Le Président demande si le témoin a vu M. Rwamucyo à Nyumba, lui demandant de distinguer ce qu’il a VU et ce qu’il a ENTENDU. Le témoin répond « je n’ai jamais vu M. Rwamucyo sur le site de Nyumba. Après les évènements, j’ai fait mes recherches et j’ai appris que celui-ci était chargé de l’hygiène dans toute la préfecture de Butare ». Le Président rappelle une réponse antérieure ou le témoin avait dit ne pas connaitre l’accusé. Le témoin avait indiqué qu’un Caterpillar était passé le 3ème jour du massacre de Nyumba. Deux fosses ont été creusées, près de l’église. Le Président demande s’il y avait parmi les cadavres des blessés. « Le Caterpillar est arrivé, et il y avait encore des personnes qui respiraient mais ceux qui était chargés de conduire le Caterpillar les achevaient ». Le Président indique que le témoin avait dit qu’il avait ENTENDU ceci, mais ici il dit les avoir VU. Le Président demande au témoin de clarifier cette distinction. Le témoin explique que c’est le sous-préfet qui a dit qu’il y avait encore des cadavres à achever.
Pour les parties civiles
Maitre Ladu revient sur un point de la déclaration de 2017 ou le témoin avait indiqué qu’en plus d’avoir détruit les deux fosses, le Caterpillar a détruit l’école. Le témoin confirme que toute l’école a été détruite par le Caterpillar. L’avocat demande si les corps ont ensuite été rangés. Le témoin explique que les corps sont restés sous les décombres, mais que des prisonniers sont revenus de prison pour les enterrer. Sur le fait de dire qu’il pouvait y avoir des survivants dans les décombres, le témoin dit qu’ils étaient tous morts quand ils étaient exhumés. « Il n’y avait personne qui respirait, ils avaient été achevés sérieusement ». Maitre Ladu dit que ce n’est pas le seul témoin qui a parlé de démolition de l’école de la part du Caterpillar. Il cite deux autres témoins qui seront entendus, et qui témoignent de cette destruction.

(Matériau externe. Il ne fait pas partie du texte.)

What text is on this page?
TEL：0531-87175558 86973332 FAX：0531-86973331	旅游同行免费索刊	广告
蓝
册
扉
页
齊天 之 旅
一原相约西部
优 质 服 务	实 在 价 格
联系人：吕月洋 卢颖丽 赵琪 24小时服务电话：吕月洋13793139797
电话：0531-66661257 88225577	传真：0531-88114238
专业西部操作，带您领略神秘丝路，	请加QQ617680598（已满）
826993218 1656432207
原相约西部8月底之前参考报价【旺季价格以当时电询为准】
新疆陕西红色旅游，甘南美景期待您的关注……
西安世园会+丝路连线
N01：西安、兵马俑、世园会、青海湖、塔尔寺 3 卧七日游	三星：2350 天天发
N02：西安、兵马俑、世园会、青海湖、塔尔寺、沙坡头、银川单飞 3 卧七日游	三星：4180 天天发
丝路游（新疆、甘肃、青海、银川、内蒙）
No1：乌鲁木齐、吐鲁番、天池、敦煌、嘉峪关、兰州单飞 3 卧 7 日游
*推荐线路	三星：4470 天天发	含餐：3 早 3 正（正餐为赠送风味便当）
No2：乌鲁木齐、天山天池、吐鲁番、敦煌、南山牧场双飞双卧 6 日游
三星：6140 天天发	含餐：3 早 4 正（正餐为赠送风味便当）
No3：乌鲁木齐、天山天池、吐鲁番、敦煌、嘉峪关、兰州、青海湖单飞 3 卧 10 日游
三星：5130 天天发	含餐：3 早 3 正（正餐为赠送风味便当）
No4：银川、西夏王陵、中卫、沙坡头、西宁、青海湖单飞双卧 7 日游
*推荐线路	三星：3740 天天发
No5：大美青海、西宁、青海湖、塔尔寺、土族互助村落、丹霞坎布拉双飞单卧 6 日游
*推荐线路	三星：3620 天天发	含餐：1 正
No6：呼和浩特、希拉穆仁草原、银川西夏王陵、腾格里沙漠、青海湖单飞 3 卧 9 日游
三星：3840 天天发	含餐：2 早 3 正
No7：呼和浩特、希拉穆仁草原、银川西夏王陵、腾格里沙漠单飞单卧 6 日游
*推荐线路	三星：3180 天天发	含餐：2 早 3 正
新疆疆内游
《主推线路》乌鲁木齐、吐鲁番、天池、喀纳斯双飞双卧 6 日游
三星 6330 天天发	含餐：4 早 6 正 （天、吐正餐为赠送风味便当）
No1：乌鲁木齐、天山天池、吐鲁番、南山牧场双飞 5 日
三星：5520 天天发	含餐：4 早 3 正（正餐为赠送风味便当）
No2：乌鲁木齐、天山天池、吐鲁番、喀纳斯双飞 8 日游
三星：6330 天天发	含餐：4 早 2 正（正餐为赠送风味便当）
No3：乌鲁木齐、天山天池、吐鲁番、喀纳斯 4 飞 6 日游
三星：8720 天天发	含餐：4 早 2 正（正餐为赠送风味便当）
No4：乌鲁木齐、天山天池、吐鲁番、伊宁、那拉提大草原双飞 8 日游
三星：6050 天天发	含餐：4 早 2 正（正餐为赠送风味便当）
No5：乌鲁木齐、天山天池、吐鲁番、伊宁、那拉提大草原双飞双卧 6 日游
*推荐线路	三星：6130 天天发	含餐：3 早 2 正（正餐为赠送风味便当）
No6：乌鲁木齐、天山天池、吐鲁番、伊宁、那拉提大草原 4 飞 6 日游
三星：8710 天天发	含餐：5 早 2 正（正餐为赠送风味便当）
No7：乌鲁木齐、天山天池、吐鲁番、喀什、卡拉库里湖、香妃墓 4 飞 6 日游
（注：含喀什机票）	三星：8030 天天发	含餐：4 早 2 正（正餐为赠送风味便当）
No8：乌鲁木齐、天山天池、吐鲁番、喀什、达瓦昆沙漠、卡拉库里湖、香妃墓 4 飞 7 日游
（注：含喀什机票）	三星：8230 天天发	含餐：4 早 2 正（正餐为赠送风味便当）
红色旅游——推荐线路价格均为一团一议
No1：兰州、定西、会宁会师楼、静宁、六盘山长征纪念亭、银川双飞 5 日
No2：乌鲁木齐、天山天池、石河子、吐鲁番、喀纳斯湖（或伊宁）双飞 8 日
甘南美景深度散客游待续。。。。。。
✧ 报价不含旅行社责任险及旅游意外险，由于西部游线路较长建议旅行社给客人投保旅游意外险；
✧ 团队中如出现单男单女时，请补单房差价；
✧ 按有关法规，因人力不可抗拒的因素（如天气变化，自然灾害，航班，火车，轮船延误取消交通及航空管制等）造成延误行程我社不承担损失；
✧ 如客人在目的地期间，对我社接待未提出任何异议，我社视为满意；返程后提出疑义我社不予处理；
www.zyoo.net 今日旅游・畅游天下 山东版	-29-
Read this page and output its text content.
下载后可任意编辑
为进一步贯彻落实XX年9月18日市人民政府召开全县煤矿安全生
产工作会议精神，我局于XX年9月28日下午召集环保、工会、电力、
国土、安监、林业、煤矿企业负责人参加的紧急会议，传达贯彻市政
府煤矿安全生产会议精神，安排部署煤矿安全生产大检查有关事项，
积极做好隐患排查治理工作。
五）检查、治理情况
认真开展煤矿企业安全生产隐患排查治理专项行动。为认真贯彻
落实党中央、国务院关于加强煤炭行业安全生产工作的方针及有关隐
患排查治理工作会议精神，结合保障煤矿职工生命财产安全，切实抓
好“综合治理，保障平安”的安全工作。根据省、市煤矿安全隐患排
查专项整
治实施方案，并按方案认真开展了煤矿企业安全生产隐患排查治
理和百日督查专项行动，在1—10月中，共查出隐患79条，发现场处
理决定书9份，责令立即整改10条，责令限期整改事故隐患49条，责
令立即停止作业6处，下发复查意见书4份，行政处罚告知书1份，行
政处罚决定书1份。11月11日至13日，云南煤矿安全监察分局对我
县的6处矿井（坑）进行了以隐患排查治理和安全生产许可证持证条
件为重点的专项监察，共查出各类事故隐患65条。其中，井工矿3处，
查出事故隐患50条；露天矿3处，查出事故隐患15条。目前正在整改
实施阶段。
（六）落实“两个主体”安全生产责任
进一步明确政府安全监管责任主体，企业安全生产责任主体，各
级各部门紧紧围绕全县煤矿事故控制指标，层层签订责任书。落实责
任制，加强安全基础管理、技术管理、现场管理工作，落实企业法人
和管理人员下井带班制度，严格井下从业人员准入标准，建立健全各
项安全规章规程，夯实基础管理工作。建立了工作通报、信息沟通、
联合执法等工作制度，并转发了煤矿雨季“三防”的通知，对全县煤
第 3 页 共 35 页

L’Avocate générale demande des précisions sur le rôle du camion ayant l’inscription « Université Nationale du Rwanda ». C’était le camion qui allait charger les corps se trouvant dans l’église, et qui les emmenait dans la fosse déjà creusée. « C’était à côté du chemin que nous empruntions pour aller au marché. C’est en allant au marché que j’ai constaté cela ». L’Avocate générale demande si ces camions étaient là pour faciliter le transport des corps. Le témoin affirme. L’Avocate générale demande si le Caterpillar servait à transporter les corps. Le témoin dit que cet engin ne servait qu’à creuser des tranchées.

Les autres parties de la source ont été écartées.